What happens if you skip website maintenance: real cases of broken and hacked sites
What happens if you skip website maintenance: real cases of broken and hacked sites
A website isn't a marble slab you set down once and forget about. It's a living system, with code, plugins, certificates, and databases that age every day. If you don't take care of it, it doesn't stay "the same" — it degrades. And when it comes to security, that degradation isn't gradual, it's binary: it works today, tomorrow it's full of ads for pills or redirecting visitors to a phishing site.
We've seen enough of these cases — clients who came to us after their old site was compromised — to know exactly what the pattern looks like.
The classic case: WordPress left untouched for 2 years
The most common scenario: a WordPress site built a few years ago, with 15-20 plugins installed, never updated because "it works, why touch it." Every unused or outdated plugin is a door left unlocked. At some point, an automated bot scans the internet for exactly that kind of door, finds the vulnerability, and gets in.
What usually happens next: the site stays visually identical for the owner, but hidden links to online pharmacies in China or betting sites appear in the page footer. Google notices before the owner does — and the site drops out of search results or gets a "this site may be hacked" warning right in the search results. Years of SEO, wiped out in a week of neglect.
The reason we at Synq don't build on WordPress is exactly this: the third-party plugin ecosystem is too large to control long-term, especially if no one is actively monitoring it.
The less obvious case: an expired SSL certificate
Not every problem comes from sophisticated hackers. Sometimes it's something mundane: an SSL certificate expires and no one renews it. The result — the browser shows "Connection not secure" to every visitor, even if the site itself is untouched. For an online store, that means mass cart abandonment, because no one enters their card details on a site that looks compromised.
We came across a case where a store lost nearly a week of sales because the certificate expired on a Friday evening and no one noticed until Monday morning. It's not an attack, it's just a lack of process — someone should have had an automatic alert, or a maintenance subscription that checks for this constantly.
The database case: an online store with a broken contact form
At an online store we took over from another team, the checkout form accepted any unfiltered text directly into a field connected to the database. No one had actively exploited it yet, but it was a classic injection-type vulnerability — the kind of hole that, once found, can expose the entire customer base: names, addresses, sometimes even card details if payments aren't properly integrated through a secure processor.
The difference between "no one has found it yet" and "someone has exploited it" is simply time. Code that isn't regularly reviewed and updated quietly accumulates risk until one of those risks turns into an active incident.
What website maintenance actually involves
Maintenance doesn't just mean "we make a backup every now and then." It involves:
- Regularly updating the platform, libraries, and plugins used
- Monitoring SSL certificates and the domain, so nothing expires unnoticed
- Automated, tested backups — a backup you've never restored isn't a guarantee, it's an assumption
- Periodic security checks on forms, authentication, and third-party integrations
- A clear response time if an incident happens, not "we'll look into it when we have time"

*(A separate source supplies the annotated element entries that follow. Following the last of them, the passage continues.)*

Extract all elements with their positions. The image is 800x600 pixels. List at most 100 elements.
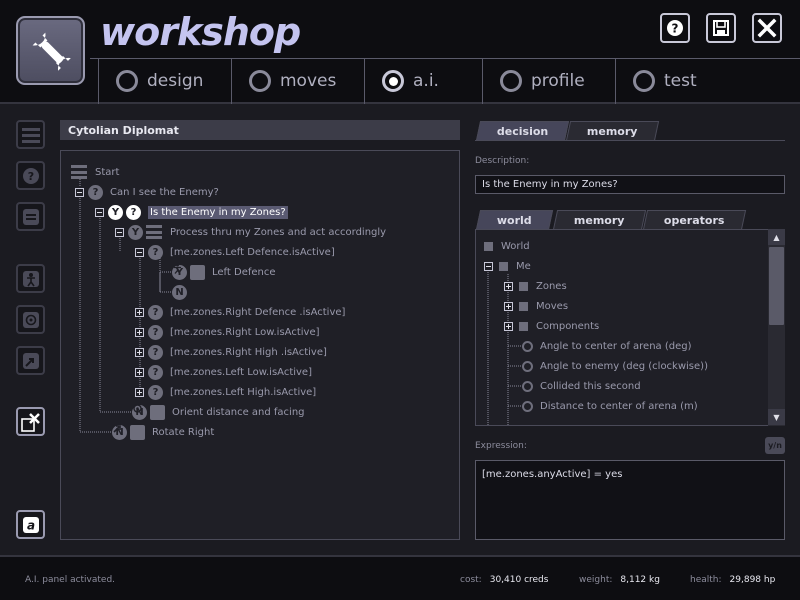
tree-node-rotate[interactable]: N Rotate Right bbox=[112, 423, 214, 441]
expand-icon[interactable] bbox=[135, 387, 144, 397]
tree-node-start[interactable]: Start bbox=[71, 163, 119, 181]
world-leaf[interactable]: Collided this second bbox=[522, 377, 641, 395]
radio-icon bbox=[633, 70, 655, 92]
add-process-button[interactable] bbox=[16, 120, 45, 149]
scroll-thumb[interactable] bbox=[769, 247, 784, 325]
tree-node-question-selected[interactable]: Y ? Is the Enemy in my Zones? bbox=[95, 203, 288, 221]
collapse-icon[interactable] bbox=[484, 261, 493, 271]
wrench-logo-icon bbox=[16, 16, 85, 85]
expand-icon[interactable] bbox=[135, 347, 144, 357]
tab-ai[interactable]: a.i. bbox=[364, 58, 439, 104]
value-icon bbox=[522, 380, 533, 392]
tree-node-empty[interactable]: N bbox=[172, 283, 194, 301]
question-icon: ? bbox=[88, 184, 103, 200]
tab-memory[interactable]: memory bbox=[552, 210, 646, 230]
world-node[interactable]: World bbox=[484, 237, 530, 255]
cost-stat: cost: 30,410 creds bbox=[460, 575, 549, 585]
world-node[interactable]: Zones bbox=[504, 277, 567, 295]
scroll-up-button[interactable]: ▲ bbox=[768, 229, 785, 245]
tree-node-zone[interactable]: ? [me.zones.Right Defence .isActive] bbox=[135, 303, 345, 321]
tab-test[interactable]: test bbox=[615, 58, 697, 104]
question-icon: ? bbox=[148, 304, 163, 320]
world-leaf[interactable]: Angle to center of arena (deg) bbox=[522, 337, 692, 355]
expand-icon[interactable] bbox=[135, 367, 144, 377]
list-icon bbox=[21, 127, 40, 143]
tree-title: Cytolian Diplomat bbox=[60, 120, 460, 140]
tab-profile[interactable]: profile bbox=[482, 58, 585, 104]
folder-icon bbox=[519, 321, 528, 331]
tab-label: design bbox=[147, 71, 204, 91]
add-question-button[interactable]: ? bbox=[16, 161, 45, 190]
add-rotate-button[interactable] bbox=[16, 346, 45, 375]
value-icon bbox=[522, 400, 533, 412]
delete-node-button[interactable] bbox=[16, 407, 45, 436]
add-expression-button[interactable] bbox=[16, 202, 45, 231]
tree-node-process[interactable]: Y Process thru my Zones and act accordin… bbox=[115, 223, 386, 241]
nav-separator bbox=[615, 58, 616, 104]
status-message: A.I. panel activated. bbox=[25, 575, 116, 585]
ai-mode-button[interactable]: a bbox=[16, 510, 45, 539]
tab-world[interactable]: world bbox=[475, 210, 553, 230]
world-leaf[interactable]: Distance to center of arena (m) bbox=[522, 397, 698, 415]
figure-icon bbox=[174, 263, 205, 280]
question-icon: ? bbox=[126, 204, 141, 220]
action-icon bbox=[113, 424, 145, 440]
nav-separator bbox=[231, 58, 232, 104]
close-button[interactable] bbox=[752, 13, 782, 43]
add-move-button[interactable] bbox=[16, 264, 45, 293]
tab-memory-top[interactable]: memory bbox=[565, 121, 659, 141]
tree-node-move[interactable]: Y Left Defence bbox=[172, 263, 276, 281]
radio-icon bbox=[116, 70, 138, 92]
world-node[interactable]: Me bbox=[484, 257, 531, 275]
tree-node-zone[interactable]: ? [me.zones.Right Low.isActive] bbox=[135, 323, 320, 341]
collapse-icon[interactable] bbox=[135, 247, 144, 257]
expand-icon[interactable] bbox=[135, 327, 144, 337]
tree-node-zone[interactable]: ? [me.zones.Left High.isActive] bbox=[135, 383, 316, 401]
nav-rule bbox=[90, 58, 800, 59]
collapse-icon[interactable] bbox=[75, 187, 84, 197]
tab-moves[interactable]: moves bbox=[231, 58, 336, 104]
a-icon: a bbox=[22, 516, 39, 533]
weight-stat: weight: 8,112 kg bbox=[579, 575, 660, 585]
help-button[interactable]: ? bbox=[660, 13, 690, 43]
tree-node-zone[interactable]: ? [me.zones.Left Low.isActive] bbox=[135, 363, 312, 381]
tree-node-orient[interactable]: N Orient distance and facing bbox=[132, 403, 305, 421]
expand-icon[interactable] bbox=[504, 281, 513, 291]
add-orient-button[interactable] bbox=[16, 305, 45, 334]
main-nav: design moves a.i. profile test bbox=[90, 58, 800, 104]
nav-separator bbox=[364, 58, 365, 104]
health-stat: health: 29,898 hp bbox=[690, 575, 776, 585]
expand-icon[interactable] bbox=[504, 301, 513, 311]
nav-separator bbox=[98, 58, 99, 104]
collapse-icon[interactable] bbox=[95, 207, 104, 217]
world-node[interactable]: Moves bbox=[504, 297, 568, 315]
tree-node-question[interactable]: ? Can I see the Enemy? bbox=[75, 183, 219, 201]
description-field[interactable]: Is the Enemy in my Zones? bbox=[475, 175, 785, 194]
expand-icon[interactable] bbox=[135, 307, 144, 317]
tab-design[interactable]: design bbox=[98, 58, 204, 104]
nav-separator bbox=[482, 58, 483, 104]
close-icon bbox=[757, 18, 777, 38]
question-icon: ? bbox=[22, 167, 39, 184]
tab-label: a.i. bbox=[413, 71, 439, 91]
expression-field[interactable]: [me.zones.anyActive] = yes bbox=[475, 460, 785, 540]
header: workshop ? design moves a.i. profile tes… bbox=[0, 0, 800, 104]
folder-icon bbox=[519, 281, 528, 291]
expand-icon[interactable] bbox=[504, 321, 513, 331]
world-node[interactable]: Components bbox=[504, 317, 599, 335]
tree-node-zone[interactable]: ? [me.zones.Left Defence.isActive] bbox=[135, 243, 335, 261]
world-leaf[interactable]: Angle to enemy (deg (clockwise)) bbox=[522, 357, 708, 375]
tab-decision[interactable]: decision bbox=[475, 121, 570, 141]
svg-text:a: a bbox=[26, 518, 34, 532]
tab-operators[interactable]: operators bbox=[642, 210, 746, 230]
tree-node-zone[interactable]: ? [me.zones.Right High .isActive] bbox=[135, 343, 327, 361]
list-icon bbox=[146, 225, 162, 239]
list-icon bbox=[71, 165, 87, 179]
save-button[interactable] bbox=[706, 13, 736, 43]
folder-icon bbox=[484, 241, 493, 251]
collapse-icon[interactable] bbox=[115, 227, 124, 237]
value-icon bbox=[522, 340, 533, 352]
scroll-down-button[interactable]: ▼ bbox=[768, 409, 785, 425]
tab-label: profile bbox=[531, 71, 585, 91]
yes-no-button[interactable]: y/n bbox=[765, 437, 785, 454]
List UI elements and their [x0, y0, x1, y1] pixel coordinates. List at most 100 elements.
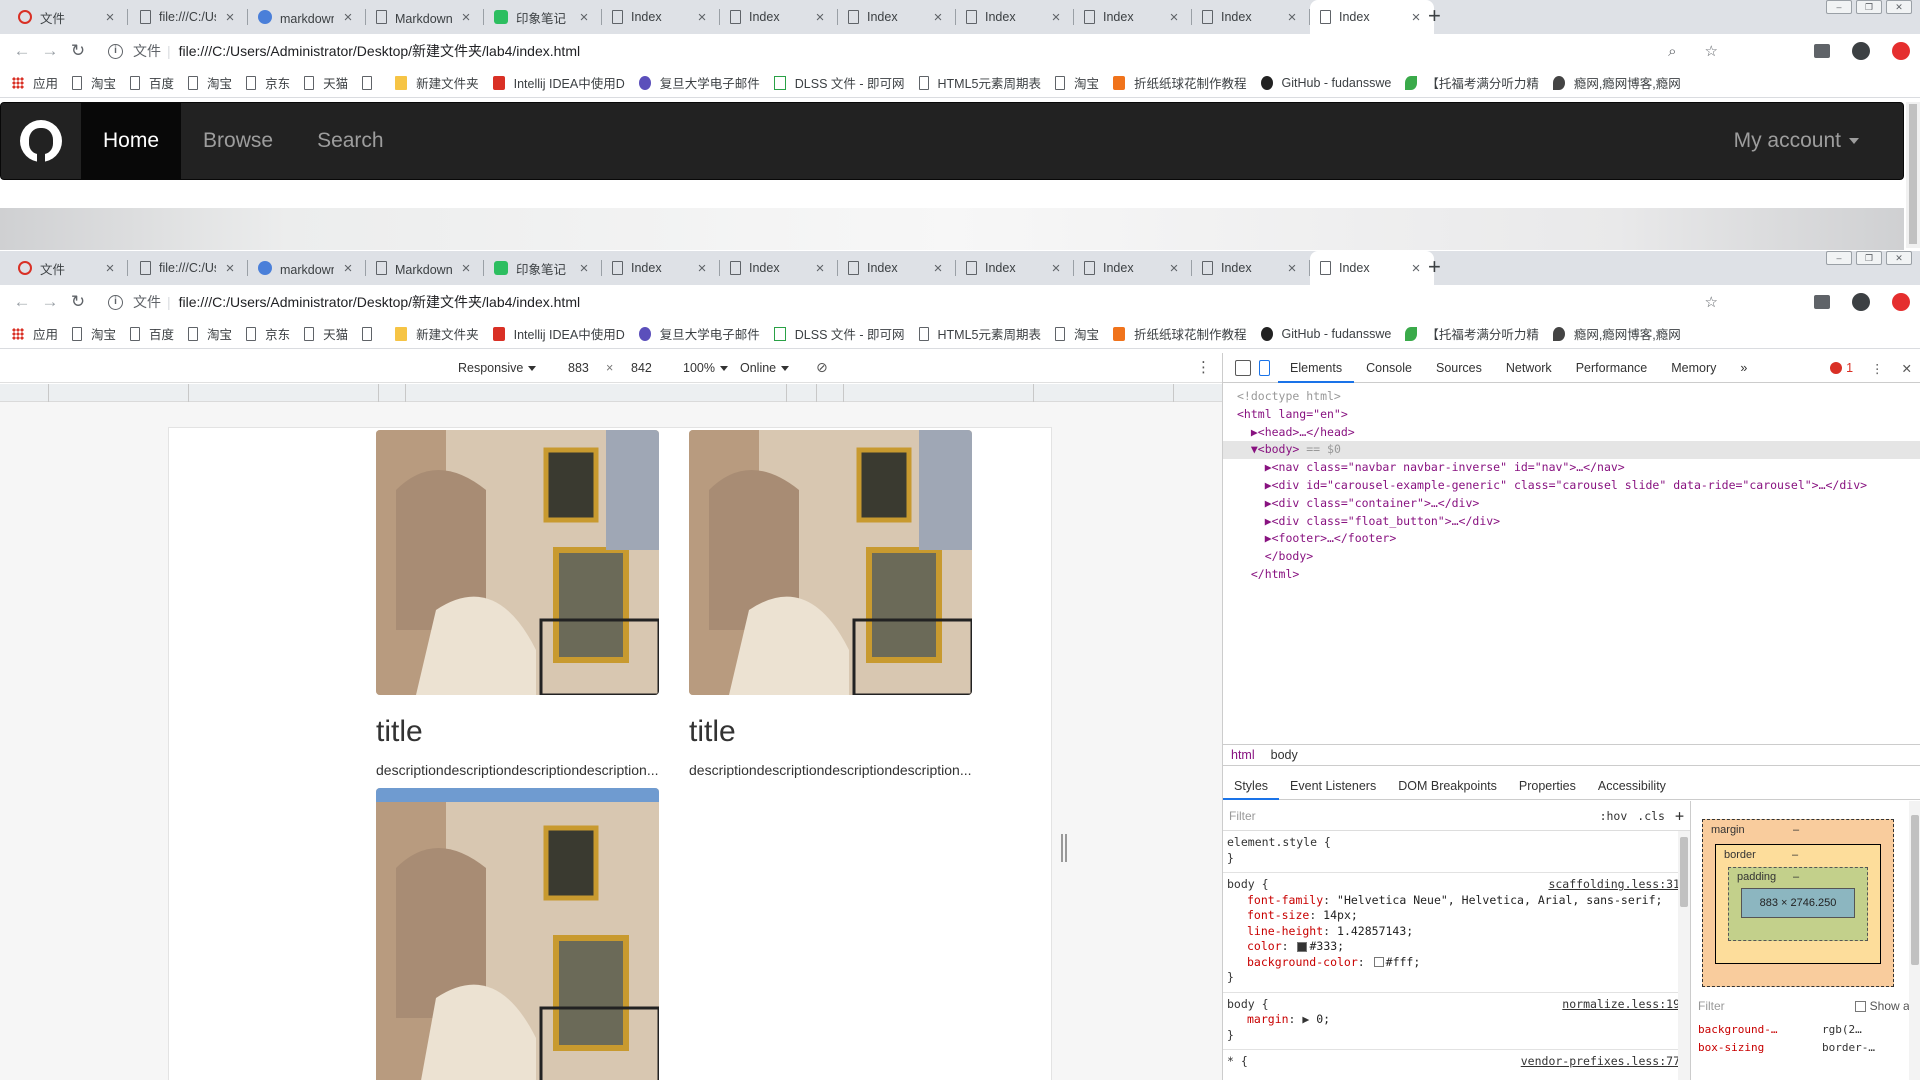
my-account-dropdown[interactable]: My account [1734, 103, 1903, 179]
new-tab-icon[interactable]: + [1428, 254, 1441, 280]
close-tab-icon[interactable]: × [576, 9, 592, 26]
close-tab-icon[interactable]: × [812, 260, 828, 277]
close-tab-icon[interactable]: × [1166, 9, 1182, 26]
breadcrumb-html[interactable]: html [1223, 748, 1263, 762]
bookmark-item[interactable]: 淘宝 [72, 324, 116, 343]
page-scrollbar[interactable] [1906, 102, 1920, 248]
close-tab-icon[interactable]: × [1284, 9, 1300, 26]
close-tab-icon[interactable]: × [340, 260, 356, 277]
bookmark-item[interactable]: 淘宝 [1055, 324, 1099, 343]
browser-tab[interactable]: Index × [602, 251, 720, 285]
css-property[interactable]: margin: ▶ 0; [1227, 1012, 1684, 1028]
opera-icon[interactable] [1892, 293, 1910, 311]
tab-event-listeners[interactable]: Event Listeners [1279, 772, 1387, 800]
bookmark-item[interactable]: 折纸纸球花制作教程 [1113, 73, 1247, 92]
bookmark-star-icon[interactable]: ☆ [1705, 42, 1718, 60]
gallery-card[interactable]: title descriptiondescriptiondescriptiond… [689, 430, 972, 778]
scrollbar-thumb[interactable] [1911, 815, 1919, 965]
add-rule-button[interactable]: + [1675, 807, 1684, 825]
restore-icon[interactable]: ❐ [1856, 251, 1882, 265]
forward-icon[interactable]: → [36, 41, 64, 61]
close-window-icon[interactable]: ✕ [1886, 251, 1912, 265]
info-icon[interactable]: i [108, 294, 123, 310]
styles-filter-input[interactable]: Filter [1229, 809, 1590, 823]
close-tab-icon[interactable]: × [1048, 9, 1064, 26]
close-tab-icon[interactable]: × [222, 9, 238, 26]
browser-tab[interactable]: 文件 × [8, 251, 128, 285]
zoom-icon[interactable]: ⌕ [1668, 43, 1676, 60]
account-icon[interactable] [1852, 293, 1870, 311]
close-tab-icon[interactable]: × [1408, 260, 1424, 277]
bookmark-item[interactable]: Intellij IDEA中使用D [492, 73, 625, 92]
browser-tab[interactable]: Index × [720, 251, 838, 285]
bookmark-item[interactable] [362, 75, 381, 90]
close-tab-icon[interactable]: × [930, 9, 946, 26]
minimize-icon[interactable]: – [1826, 251, 1852, 265]
browser-tab[interactable]: Index × [1310, 0, 1434, 34]
browser-tab[interactable]: Index × [602, 0, 720, 34]
dom-footer[interactable]: ▶<footer>…</footer> [1223, 530, 1920, 548]
bookmark-item[interactable]: 淘宝 [188, 324, 232, 343]
close-tab-icon[interactable]: × [1048, 260, 1064, 277]
css-property[interactable]: background-color: #fff; [1227, 955, 1684, 971]
back-icon[interactable]: ← [8, 41, 36, 61]
bookmark-item[interactable]: 百度 [130, 324, 174, 343]
bookmark-item[interactable]: HTML5元素周期表 [918, 73, 1041, 92]
bookmark-item[interactable]: 应用 [12, 324, 58, 343]
close-tab-icon[interactable]: × [102, 9, 118, 26]
close-tab-icon[interactable]: × [930, 260, 946, 277]
color-swatch[interactable] [1297, 941, 1308, 952]
box-model-content[interactable]: 883 × 2746.250 [1741, 888, 1855, 918]
minimize-icon[interactable]: – [1826, 0, 1852, 14]
close-tab-icon[interactable]: × [102, 260, 118, 277]
styles-scrollbar[interactable] [1678, 831, 1690, 1080]
dom-doctype[interactable]: <!doctype html> [1223, 388, 1920, 406]
reload-icon[interactable]: ↻ [64, 41, 92, 61]
browser-tab[interactable]: Markdown在线 × [366, 0, 484, 34]
extension-icon[interactable] [1814, 44, 1830, 58]
padding-value[interactable]: – [1793, 871, 1799, 883]
tab-console[interactable]: Console [1354, 353, 1424, 383]
browser-tab[interactable]: Index × [1074, 0, 1192, 34]
info-icon[interactable]: i [108, 43, 123, 59]
dom-container[interactable]: ▶<div class="container">…</div> [1223, 495, 1920, 513]
tab-performance[interactable]: Performance [1564, 353, 1660, 383]
css-property[interactable]: font-size: 14px; [1227, 908, 1684, 924]
browser-tab[interactable]: 印象笔记 Mark × [484, 251, 602, 285]
browser-tab[interactable]: Index × [838, 251, 956, 285]
browser-tab[interactable]: Markdown在线 × [366, 251, 484, 285]
tab-dom-breakpoints[interactable]: DOM Breakpoints [1387, 772, 1508, 800]
margin-value[interactable]: – [1793, 824, 1799, 836]
url-text[interactable]: file:///C:/Users/Administrator/Desktop/新… [179, 292, 580, 312]
dom-float-button[interactable]: ▶<div class="float_button">…</div> [1223, 513, 1920, 531]
more-tabs-button[interactable]: » [1728, 353, 1759, 383]
browser-tab[interactable]: 文件 × [8, 0, 128, 34]
brand-link[interactable] [1, 103, 81, 179]
bookmark-item[interactable]: 【托福考满分听力精 [1405, 324, 1539, 343]
bookmark-item[interactable]: 淘宝 [72, 73, 116, 92]
viewport-resize-handle[interactable] [1061, 834, 1067, 862]
bookmark-item[interactable]: GitHub - fudansswe [1260, 75, 1391, 90]
bookmark-item[interactable]: 【托福考满分听力精 [1405, 73, 1539, 92]
media-query-ruler[interactable] [0, 384, 1222, 402]
close-tab-icon[interactable]: × [340, 9, 356, 26]
close-tab-icon[interactable]: × [458, 260, 474, 277]
bookmark-item[interactable]: DLSS 文件 - 即可网 [773, 73, 905, 92]
inspect-element-icon[interactable] [1235, 359, 1251, 376]
cls-toggle[interactable]: .cls [1637, 809, 1665, 823]
css-rule[interactable]: scaffolding.less:31 body { font-family: … [1223, 873, 1690, 993]
back-icon[interactable]: ← [8, 292, 36, 312]
bookmark-item[interactable]: 复旦大学电子邮件 [638, 324, 760, 343]
bookmark-item[interactable]: 瘾网,瘾网博客,瘾网 [1552, 324, 1681, 343]
bookmark-item[interactable]: 百度 [130, 73, 174, 92]
rule-source-link[interactable]: scaffolding.less:31 [1548, 877, 1680, 893]
dom-body-selected[interactable]: ▼<body> == $0 [1223, 441, 1920, 460]
responsive-select[interactable]: Responsive [458, 361, 537, 375]
css-property[interactable]: font-family: "Helvetica Neue", Helvetica… [1227, 893, 1684, 909]
throttle-select[interactable]: Online [740, 361, 790, 375]
bookmark-item[interactable]: 应用 [12, 73, 58, 92]
tab-styles[interactable]: Styles [1223, 772, 1280, 800]
dom-head[interactable]: ▶<head>…</head> [1223, 424, 1920, 442]
account-icon[interactable] [1852, 42, 1870, 60]
bookmark-item[interactable]: 淘宝 [1055, 73, 1099, 92]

At Synq we offer maintenance (maintenance/security) as an ongoing service, specifically for clients who don't want to find out about a problem only after Google has blocked their site from search results. The price depends on the complexity of the site and what integrations it has — we discuss it concretely in a short consultation based on the platform your site currently runs on.
How to tell if your site is already exposed
A few quick signals, no technical knowledge required:
- The site loads noticeably slower than it did a few months ago, for no apparent reason
- Pages or links show up in Google Search Console that you didn't create
- The browser shows security warnings to some visitors, but not all
- You're no longer sure exactly who has access to the site's admin panel
If you check at least one of these boxes, don't wait to see what happens next — a quick audit of your current site will tell you within a few days whether you have a real hole or just an unfounded suspicion.